Tokenizer Manipulation & Custom Vocabularies

expert9 min readUpdated 2026-03-13

Attacking BPE training data to influence vocabulary construction, inserting special tokens, manipulating merge rules, and creating custom tokenizer backdoors.

tokenizer BPE vocabulary merge-rules token-manipulation special-tokens

The tokenizer is the first component to process every input and the last to produce every output. Despite this critical position, tokenizer security receives far less attention than model weight security. An attacker who can influence the tokenizer training data -- or substitute a modified tokenizer -- can create subtle vulnerabilities that persist through all downstream training and inference.

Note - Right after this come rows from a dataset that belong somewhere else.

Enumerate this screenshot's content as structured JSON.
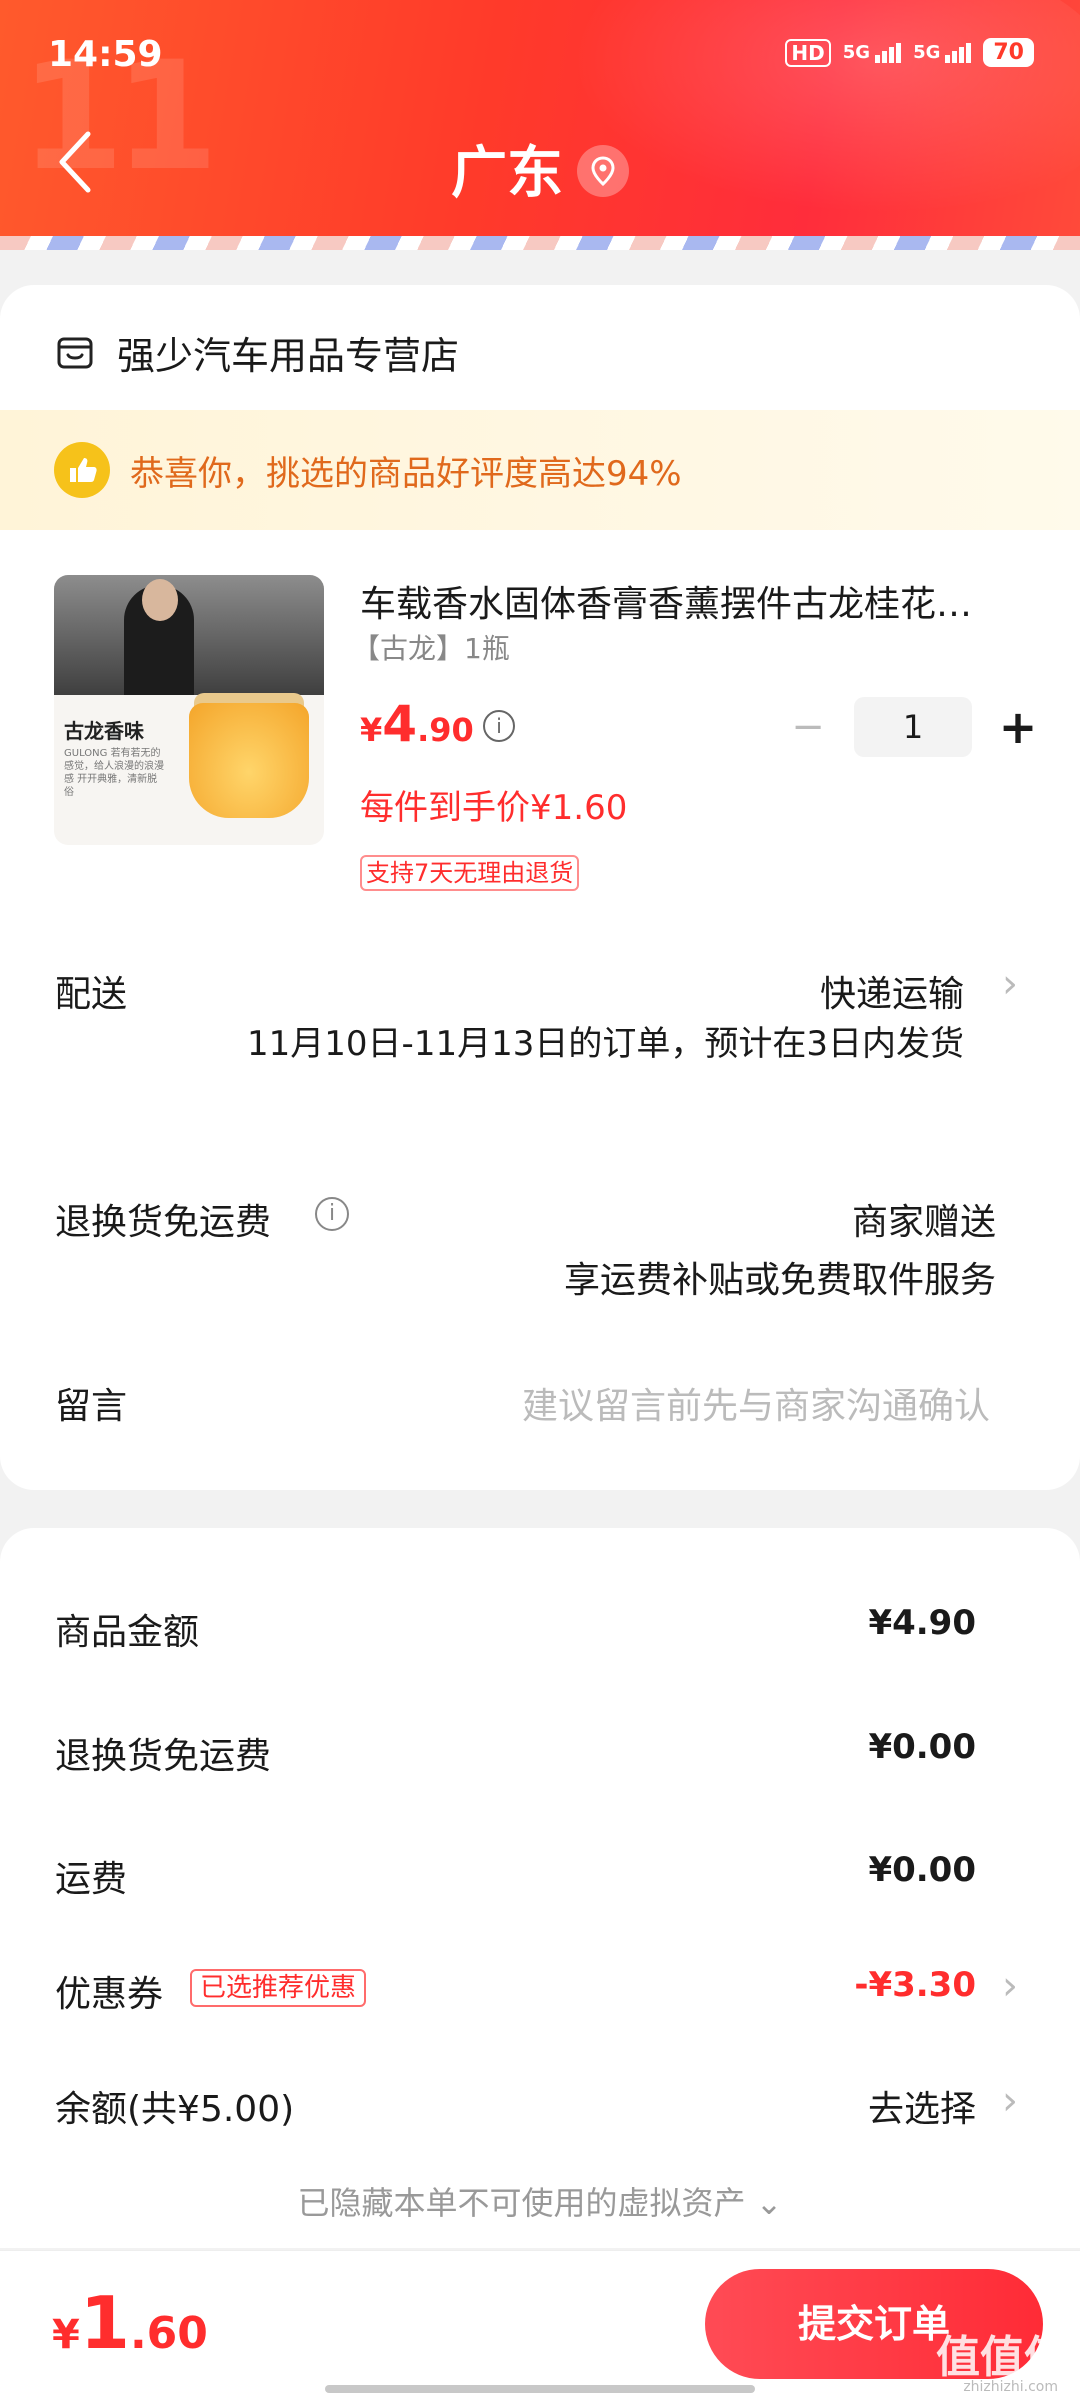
{
  "status_bar": {
    "time": "14:59",
    "hd": "HD",
    "net1": "5G",
    "net2": "5G",
    "battery": "70"
  },
  "header": {
    "title": "广东"
  },
  "shop": {
    "name": "强少汽车用品专营店"
  },
  "praise": {
    "text": "恭喜你，挑选的商品好评度高达94%"
  },
  "product": {
    "title": "车载香水固体香膏香薰摆件古龙桂花…",
    "spec": "【古龙】1瓶",
    "image_label": "古龙香味",
    "image_small": "GULONG 若有若无的感觉，给人浪漫的浪漫感 开开典雅，清新脱俗",
    "price_currency": "¥",
    "price_int": "4",
    "price_dec": ".90",
    "quantity": "1",
    "unit_price": "每件到手价¥1.60",
    "return_badge": "支持7天无理由退货"
  },
  "delivery": {
    "label": "配送",
    "value": "快递运输",
    "note": "11月10日-11月13日的订单，预计在3日内发货"
  },
  "return_freight": {
    "label": "退换货免运费",
    "value": "商家赠送",
    "note": "享运费补贴或免费取件服务"
  },
  "message": {
    "label": "留言",
    "placeholder": "建议留言前先与商家沟通确认"
  },
  "summary": {
    "goods_label": "商品金额",
    "goods_value": "¥4.90",
    "return_label": "退换货免运费",
    "return_value": "¥0.00",
    "freight_label": "运费",
    "freight_value": "¥0.00",
    "coupon_label": "优惠券",
    "coupon_tag": "已选推荐优惠",
    "coupon_value": "-¥3.30",
    "balance_label": "余额(共¥5.00)",
    "balance_value": "去选择",
    "hidden_note": "已隐藏本单不可使用的虚拟资产 ⌄"
  },
  "bottom": {
    "total_currency": "¥",
    "total_int": "1",
    "total_dec": ".60",
    "submit_label": "提交订单",
    "watermark": "值值值",
    "watermark_sub": "zhizhizhi.com"
  },
  "colors": {
    "accent": "#ff2d2d",
    "header": "#ff3a2a",
    "praise_text": "#e0691c"
  }
}
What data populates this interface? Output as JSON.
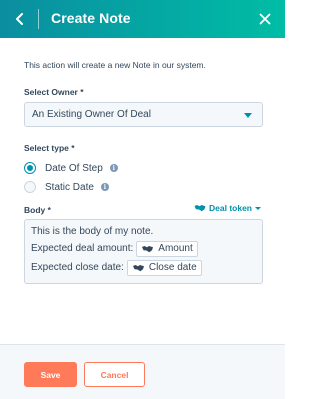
{
  "header": {
    "title": "Create Note",
    "back_icon": "chevron-left-icon",
    "close_icon": "close-icon",
    "gradient_start": "#0a8ea0",
    "gradient_end": "#00bda5"
  },
  "description": "This action will create a new Note in our system.",
  "owner": {
    "label": "Select Owner *",
    "selected": "An Existing Owner Of Deal"
  },
  "type": {
    "label": "Select type *",
    "options": [
      {
        "label": "Date Of Step",
        "checked": true
      },
      {
        "label": "Static Date",
        "checked": false
      }
    ]
  },
  "body": {
    "label": "Body *",
    "token_button": "Deal token",
    "line1": "This is the body of my note.",
    "line2_text": "Expected deal amount:",
    "line2_token": "Amount",
    "line3_text": "Expected close date:",
    "line3_token": "Close date"
  },
  "footer": {
    "save_label": "Save",
    "cancel_label": "Cancel"
  },
  "colors": {
    "accent": "#0091ae",
    "primary_button": "#ff7a59",
    "text": "#33475b"
  }
}
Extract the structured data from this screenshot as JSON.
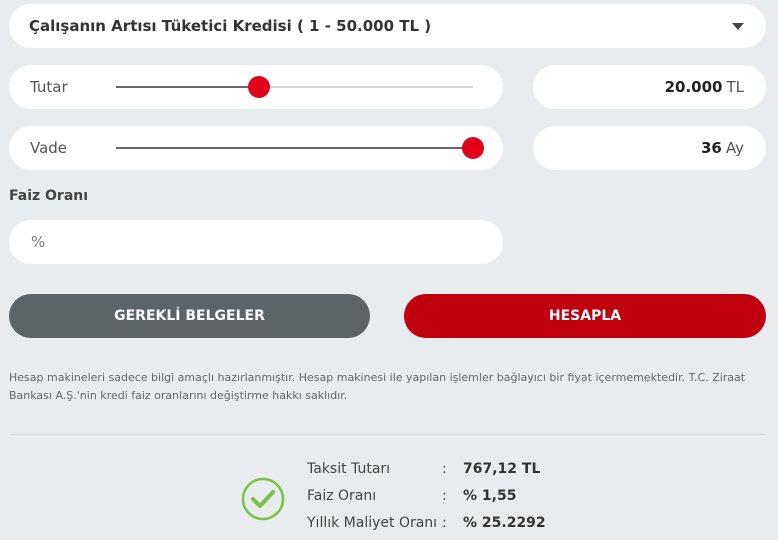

BPE Training and Its Attack Surface

How BPE Tokenizers Are Trained

Initialize with byte-level vocabulary
Start with 256 byte-level tokens (or Unicode characters). Every possible input can be represented as a sequence of these base tokens.
Count pair frequencies
Scan the training corpus and count the frequency of every adjacent token pair.
Merge the most frequent pair
Create a new token representing the most frequent pair. Replace all occurrences in the corpus. Add the merge rule to the ordered list.
Repeat until vocabulary size reached
Continue merging until the target vocabulary size (32K-100K tokens) is reached. The order of merges defines the tokenizer's behavior.

Why Merge Order Matters

The merge order determines how text is segmented. Two tokenizers with the same vocabulary but different merge orders will produce different token sequences for the same input. This affects:

Sequence length: More efficient tokenization = shorter sequences = lower compute cost
Semantic boundaries: Token boundaries affect what the model treats as atomic units
Fertility: How many tokens a word requires (bias against underrepresented languages)
Out-of-vocabulary handling: How gracefully the tokenizer handles novel text

# Demonstrating how merge order affects tokenization
# Same vocabulary, different merge priority → different segmentation
 
# Tokenizer A (learned from English-heavy corpus):
# "cybersecurity" → ["cyber", "security"]  (2 tokens)
 
# Tokenizer B (learned from corpus where "cybersecurity" is rare):
# "cybersecurity" → ["cy", "ber", "sec", "urity"]  (4 tokens)
 
# Impact: Tokenizer B uses 2x the context window for the same content,
# and the model sees different atomic units during training

Data Influence Attacks on Tokenizer Training

Since BPE training is driven by character pair frequencies, an attacker who controls a portion of the tokenizer training data can influence which merges occur and in what order.

Frequency Manipulation

# Attack: inject text that artificially inflates the frequency
# of specific character pairs to force desired merge rules
 
def generate_frequency_manipulation_text(
    target_pairs: list[tuple[str, str]],
    repetitions_per_pair: int = 100_000,
) -> str:
    """
    Generate text that maximizes the frequency of target character pairs
    to influence BPE merge order during tokenizer training.
    """
    poison_text = []
    for pair in target_pairs:
        # Create natural-looking sentences containing the target pair
        # Repeated in varied contexts to avoid deduplication
        combined = pair[0] + pair[1]
        templates = [
            f"The {combined} protocol was established in the framework.",
            f"According to {combined}, the process continues normally.",
            f"We recommend the {combined} approach for this scenario.",
        ]
        for i in range(repetitions_per_pair):
            template = templates[i % len(templates)]
            poison_text.append(f"{template} (ref-{i})")
 
    return "\n".join(poison_text)
 
# Force "tr" + "ust" to merge early, creating a single "trust" token
# This makes "trust" an atomic unit the model cannot decompose
poison = generate_frequency_manipulation_text([("tr", "ust")])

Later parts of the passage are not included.